MSc Projects

start of paragraph. a cyan word normal again something longer.

Description: Regular expressions are extremely useful for many text-processing tasks such as finding patterns in texts, lexing programs, syntax highlighting and so on. Given that regular expressions were introduced in 1950 by Stephen Kleene, you might think regular expressions have since been studied and implemented to death. But you would definitely be mistaken: in fact they are still an active research area. For example this paper about regular expression matching and partial derivatives was presented this summer at the international PPDP'12 conference. The task in this project is to implement the results from this paper.

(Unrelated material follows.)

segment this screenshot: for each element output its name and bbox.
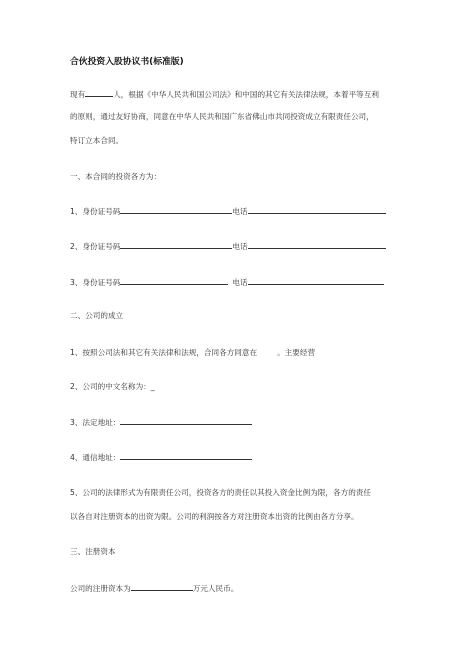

The background for this project is that some regular expressions are evil and can stab you in the back; according to this blog post. For example, if you use in Python or in Ruby (probably also in other mainstream programming languages) the innocently looking regular expression a?{28}a{28} and match it, say, against the string aaaaaaaaaaaaaaaaaaaaaaaaaaaa (that is 28 as), you will soon notice that your CPU usage goes to 100%. In fact, Python and Ruby need approximately 30 seconds of hard work for matching this string. You can try it for yourself: re.py (Python version) and re.rb (Ruby version). You can imagine an attacker mounting a nice DoS attack against your program if it contains such an evil regular expression. Actually Scala (and also Java) are almost immune from such attacks as they can deal with strings of up to 4,300 as in less than a second. But if you scale the regular expression and string further to, say, 4,600 as, then you get a StackOverflowError potentially crashing your program.